Author: seabreeze
Date: 2016-07-12 01:04
Though Hubert Rostaing is often remembered as a trad jazz player with Reinhardt, I first heard of him in the late 50s as a modern jazz player roughly in the "birth of the cool" school performing with the Kenny Clarke Sextet. An adaptable, versatile player, he could play Le Jazz Hot one day, front a big swing band on another, or switch to a perfectly vibratoless Lee Konitz style on alto sax as he did here, performing Milt Jackson's "Tahiti" with the Kenny Clarke Sextet, including fellow Algerian, Martial Solal, on piano:
http://www.youtube.com/results?search_query=Kenny+Clark%27s+sextet+Tahiti+1956.

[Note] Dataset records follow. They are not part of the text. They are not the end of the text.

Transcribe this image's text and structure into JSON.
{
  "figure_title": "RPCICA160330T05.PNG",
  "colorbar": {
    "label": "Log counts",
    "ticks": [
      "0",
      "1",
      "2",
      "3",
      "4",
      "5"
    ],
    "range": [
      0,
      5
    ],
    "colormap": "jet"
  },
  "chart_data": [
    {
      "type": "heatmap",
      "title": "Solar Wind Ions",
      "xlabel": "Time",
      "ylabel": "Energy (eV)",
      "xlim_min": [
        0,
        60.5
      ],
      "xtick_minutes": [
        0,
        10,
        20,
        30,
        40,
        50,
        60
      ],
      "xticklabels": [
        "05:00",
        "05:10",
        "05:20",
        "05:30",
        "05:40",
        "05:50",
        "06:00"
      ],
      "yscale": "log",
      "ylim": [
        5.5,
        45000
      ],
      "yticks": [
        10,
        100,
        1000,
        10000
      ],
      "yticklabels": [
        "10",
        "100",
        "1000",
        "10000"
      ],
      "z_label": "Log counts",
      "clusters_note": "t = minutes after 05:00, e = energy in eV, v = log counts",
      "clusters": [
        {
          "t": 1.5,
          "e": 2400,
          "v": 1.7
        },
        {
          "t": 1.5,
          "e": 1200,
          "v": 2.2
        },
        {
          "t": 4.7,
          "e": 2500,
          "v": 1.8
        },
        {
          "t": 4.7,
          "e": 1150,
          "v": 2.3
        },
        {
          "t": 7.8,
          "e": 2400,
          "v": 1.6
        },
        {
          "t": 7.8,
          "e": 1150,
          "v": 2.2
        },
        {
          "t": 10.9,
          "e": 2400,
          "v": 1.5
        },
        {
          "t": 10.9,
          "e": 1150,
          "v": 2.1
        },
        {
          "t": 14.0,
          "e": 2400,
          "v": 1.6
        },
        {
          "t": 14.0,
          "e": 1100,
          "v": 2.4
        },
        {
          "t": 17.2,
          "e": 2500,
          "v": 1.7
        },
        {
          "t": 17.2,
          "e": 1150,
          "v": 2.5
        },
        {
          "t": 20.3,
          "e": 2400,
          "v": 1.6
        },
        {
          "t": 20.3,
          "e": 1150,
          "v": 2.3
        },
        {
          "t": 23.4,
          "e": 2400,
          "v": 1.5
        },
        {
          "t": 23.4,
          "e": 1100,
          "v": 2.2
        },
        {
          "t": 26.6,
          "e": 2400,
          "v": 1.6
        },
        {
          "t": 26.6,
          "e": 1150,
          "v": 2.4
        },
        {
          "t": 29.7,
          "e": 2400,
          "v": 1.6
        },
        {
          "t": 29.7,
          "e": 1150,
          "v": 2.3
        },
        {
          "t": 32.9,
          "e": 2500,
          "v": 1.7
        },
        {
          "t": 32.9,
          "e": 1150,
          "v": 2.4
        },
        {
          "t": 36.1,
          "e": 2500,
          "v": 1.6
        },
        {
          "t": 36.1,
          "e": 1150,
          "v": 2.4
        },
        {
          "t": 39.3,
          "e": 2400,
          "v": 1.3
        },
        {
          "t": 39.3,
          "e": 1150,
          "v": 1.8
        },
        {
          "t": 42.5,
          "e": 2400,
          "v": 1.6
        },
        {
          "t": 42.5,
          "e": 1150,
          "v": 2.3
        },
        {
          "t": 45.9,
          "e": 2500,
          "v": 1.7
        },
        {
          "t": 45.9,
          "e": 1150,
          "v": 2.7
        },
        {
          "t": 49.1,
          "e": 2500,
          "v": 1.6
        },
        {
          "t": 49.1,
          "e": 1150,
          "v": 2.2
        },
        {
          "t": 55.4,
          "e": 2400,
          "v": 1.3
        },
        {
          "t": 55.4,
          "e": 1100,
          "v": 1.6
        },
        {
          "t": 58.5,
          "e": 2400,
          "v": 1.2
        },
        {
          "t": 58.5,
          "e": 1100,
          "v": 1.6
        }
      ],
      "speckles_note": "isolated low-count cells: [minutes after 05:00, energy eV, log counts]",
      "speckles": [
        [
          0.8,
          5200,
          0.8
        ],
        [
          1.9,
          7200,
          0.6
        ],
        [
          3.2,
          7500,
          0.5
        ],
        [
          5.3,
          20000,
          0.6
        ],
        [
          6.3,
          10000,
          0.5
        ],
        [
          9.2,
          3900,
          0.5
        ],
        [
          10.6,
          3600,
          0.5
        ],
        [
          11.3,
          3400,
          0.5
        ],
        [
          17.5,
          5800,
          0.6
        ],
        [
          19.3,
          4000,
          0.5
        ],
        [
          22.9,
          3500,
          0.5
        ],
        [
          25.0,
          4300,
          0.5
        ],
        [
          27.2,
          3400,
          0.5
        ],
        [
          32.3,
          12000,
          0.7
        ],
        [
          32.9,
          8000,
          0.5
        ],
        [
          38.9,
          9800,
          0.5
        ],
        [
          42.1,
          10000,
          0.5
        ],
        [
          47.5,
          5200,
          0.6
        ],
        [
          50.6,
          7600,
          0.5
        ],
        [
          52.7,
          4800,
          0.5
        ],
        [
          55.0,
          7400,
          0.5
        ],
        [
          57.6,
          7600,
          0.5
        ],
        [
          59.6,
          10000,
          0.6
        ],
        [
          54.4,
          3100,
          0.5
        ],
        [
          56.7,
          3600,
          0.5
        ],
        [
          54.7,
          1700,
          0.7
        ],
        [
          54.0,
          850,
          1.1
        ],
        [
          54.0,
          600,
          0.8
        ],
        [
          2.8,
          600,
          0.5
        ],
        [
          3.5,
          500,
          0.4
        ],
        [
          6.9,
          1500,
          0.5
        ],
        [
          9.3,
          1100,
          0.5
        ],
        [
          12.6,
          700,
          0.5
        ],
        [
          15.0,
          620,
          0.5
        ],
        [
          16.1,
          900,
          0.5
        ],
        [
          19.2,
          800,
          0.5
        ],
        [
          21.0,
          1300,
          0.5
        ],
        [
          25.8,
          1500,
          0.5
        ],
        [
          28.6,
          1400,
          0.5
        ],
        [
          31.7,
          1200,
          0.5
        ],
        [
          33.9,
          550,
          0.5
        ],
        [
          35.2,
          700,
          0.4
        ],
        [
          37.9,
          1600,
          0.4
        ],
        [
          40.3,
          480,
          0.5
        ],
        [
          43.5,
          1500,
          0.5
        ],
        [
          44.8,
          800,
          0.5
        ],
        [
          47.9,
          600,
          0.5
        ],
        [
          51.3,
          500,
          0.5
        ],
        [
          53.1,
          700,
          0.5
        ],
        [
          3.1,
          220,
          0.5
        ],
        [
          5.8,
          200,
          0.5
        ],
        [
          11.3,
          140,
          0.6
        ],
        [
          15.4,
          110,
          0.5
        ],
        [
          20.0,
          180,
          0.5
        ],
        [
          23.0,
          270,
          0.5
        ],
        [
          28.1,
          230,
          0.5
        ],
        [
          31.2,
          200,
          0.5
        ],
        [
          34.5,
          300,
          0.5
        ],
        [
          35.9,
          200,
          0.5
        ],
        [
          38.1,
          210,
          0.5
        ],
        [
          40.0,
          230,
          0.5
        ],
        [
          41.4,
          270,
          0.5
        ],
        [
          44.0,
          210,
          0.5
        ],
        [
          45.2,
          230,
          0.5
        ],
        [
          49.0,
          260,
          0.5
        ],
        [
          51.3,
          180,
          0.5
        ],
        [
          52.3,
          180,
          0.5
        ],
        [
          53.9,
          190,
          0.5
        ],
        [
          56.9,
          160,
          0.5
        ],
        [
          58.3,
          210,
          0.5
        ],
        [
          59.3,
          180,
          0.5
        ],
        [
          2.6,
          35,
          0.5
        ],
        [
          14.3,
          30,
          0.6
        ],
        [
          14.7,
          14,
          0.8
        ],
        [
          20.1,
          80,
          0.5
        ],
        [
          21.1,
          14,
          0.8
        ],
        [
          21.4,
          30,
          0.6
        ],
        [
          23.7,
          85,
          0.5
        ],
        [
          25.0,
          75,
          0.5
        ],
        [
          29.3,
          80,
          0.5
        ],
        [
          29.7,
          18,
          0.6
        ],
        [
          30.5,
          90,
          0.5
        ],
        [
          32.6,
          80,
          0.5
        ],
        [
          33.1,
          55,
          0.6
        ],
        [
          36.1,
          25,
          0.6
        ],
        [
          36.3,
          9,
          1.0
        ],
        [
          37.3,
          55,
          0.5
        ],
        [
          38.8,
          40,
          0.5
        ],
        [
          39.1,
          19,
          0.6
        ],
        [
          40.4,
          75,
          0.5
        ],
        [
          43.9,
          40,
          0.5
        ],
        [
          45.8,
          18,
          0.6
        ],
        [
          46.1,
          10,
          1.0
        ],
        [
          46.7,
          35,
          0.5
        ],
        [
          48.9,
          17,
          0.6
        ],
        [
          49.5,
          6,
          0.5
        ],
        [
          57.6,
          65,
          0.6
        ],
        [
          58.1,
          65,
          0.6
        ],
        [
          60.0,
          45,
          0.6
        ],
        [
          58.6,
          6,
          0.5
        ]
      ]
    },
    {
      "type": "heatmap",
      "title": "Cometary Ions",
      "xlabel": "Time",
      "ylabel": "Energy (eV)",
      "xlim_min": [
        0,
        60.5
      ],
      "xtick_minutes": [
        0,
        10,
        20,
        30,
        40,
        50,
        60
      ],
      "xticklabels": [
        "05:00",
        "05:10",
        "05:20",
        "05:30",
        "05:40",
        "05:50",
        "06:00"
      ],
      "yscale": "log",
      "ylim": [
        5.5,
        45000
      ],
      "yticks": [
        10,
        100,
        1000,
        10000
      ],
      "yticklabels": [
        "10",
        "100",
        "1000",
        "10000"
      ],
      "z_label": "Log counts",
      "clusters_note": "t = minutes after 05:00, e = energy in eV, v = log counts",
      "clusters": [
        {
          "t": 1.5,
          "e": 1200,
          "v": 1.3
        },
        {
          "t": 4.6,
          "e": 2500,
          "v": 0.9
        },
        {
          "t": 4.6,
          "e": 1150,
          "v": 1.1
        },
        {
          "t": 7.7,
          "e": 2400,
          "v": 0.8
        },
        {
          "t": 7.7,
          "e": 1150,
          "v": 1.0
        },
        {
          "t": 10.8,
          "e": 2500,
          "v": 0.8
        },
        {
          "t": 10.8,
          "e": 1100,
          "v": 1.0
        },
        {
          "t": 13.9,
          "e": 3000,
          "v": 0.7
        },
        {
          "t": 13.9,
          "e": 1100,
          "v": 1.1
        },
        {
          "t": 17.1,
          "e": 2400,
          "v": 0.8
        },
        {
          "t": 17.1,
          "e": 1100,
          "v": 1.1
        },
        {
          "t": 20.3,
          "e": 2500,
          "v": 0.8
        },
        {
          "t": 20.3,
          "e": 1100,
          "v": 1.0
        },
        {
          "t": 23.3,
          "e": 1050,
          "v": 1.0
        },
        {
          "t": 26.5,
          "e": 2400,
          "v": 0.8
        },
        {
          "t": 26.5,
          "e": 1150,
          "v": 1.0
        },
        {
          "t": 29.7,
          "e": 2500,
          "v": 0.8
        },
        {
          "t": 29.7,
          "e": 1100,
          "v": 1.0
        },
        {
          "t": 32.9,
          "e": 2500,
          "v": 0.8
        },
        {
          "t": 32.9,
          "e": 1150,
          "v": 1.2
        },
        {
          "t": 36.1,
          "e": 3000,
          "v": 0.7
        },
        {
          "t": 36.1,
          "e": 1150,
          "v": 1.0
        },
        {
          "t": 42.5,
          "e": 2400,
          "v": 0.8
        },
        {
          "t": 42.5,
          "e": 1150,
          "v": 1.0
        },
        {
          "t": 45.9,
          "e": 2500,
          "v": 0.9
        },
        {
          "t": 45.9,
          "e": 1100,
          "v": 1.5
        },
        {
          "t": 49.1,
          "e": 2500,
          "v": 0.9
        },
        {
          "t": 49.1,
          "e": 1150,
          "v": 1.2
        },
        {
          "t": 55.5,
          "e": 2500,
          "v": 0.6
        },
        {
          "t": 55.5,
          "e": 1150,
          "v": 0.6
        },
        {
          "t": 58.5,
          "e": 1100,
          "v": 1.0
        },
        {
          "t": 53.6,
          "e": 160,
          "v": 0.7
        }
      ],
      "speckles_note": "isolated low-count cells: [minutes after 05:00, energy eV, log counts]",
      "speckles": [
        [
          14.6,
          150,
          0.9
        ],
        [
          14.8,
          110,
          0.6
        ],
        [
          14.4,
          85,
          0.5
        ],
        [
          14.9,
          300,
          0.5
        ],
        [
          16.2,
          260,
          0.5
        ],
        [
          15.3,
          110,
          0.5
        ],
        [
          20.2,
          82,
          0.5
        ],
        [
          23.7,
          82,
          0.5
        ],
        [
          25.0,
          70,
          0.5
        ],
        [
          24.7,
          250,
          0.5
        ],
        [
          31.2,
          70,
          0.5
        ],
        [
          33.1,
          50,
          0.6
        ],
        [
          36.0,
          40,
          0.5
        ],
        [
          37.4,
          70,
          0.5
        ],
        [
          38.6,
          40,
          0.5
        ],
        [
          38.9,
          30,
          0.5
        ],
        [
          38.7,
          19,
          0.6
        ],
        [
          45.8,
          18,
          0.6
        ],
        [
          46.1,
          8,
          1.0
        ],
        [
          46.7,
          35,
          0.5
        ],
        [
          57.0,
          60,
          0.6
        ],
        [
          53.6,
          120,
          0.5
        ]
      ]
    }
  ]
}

As if this wasn't enough, Rostaing wrote the score to "Barocco." a 1977 French film, and did many other film scores, as well as compose music to "Six Fables of La Fontaine." He was classically trained and didn't seem to have just one easily identifiable style; given any situation he managed to morph completely into the setting like a polygot with the gift of getting the accent and pronounciaton of a new language just right so that even native speakers could not tell he wasn't born speaking it. I wonder if he ever performed the Barraque Clarinet Concerto; he was certainly capable of playing it (a peice that, despite the title, doesn't really feature or foreground the player much as a soloist).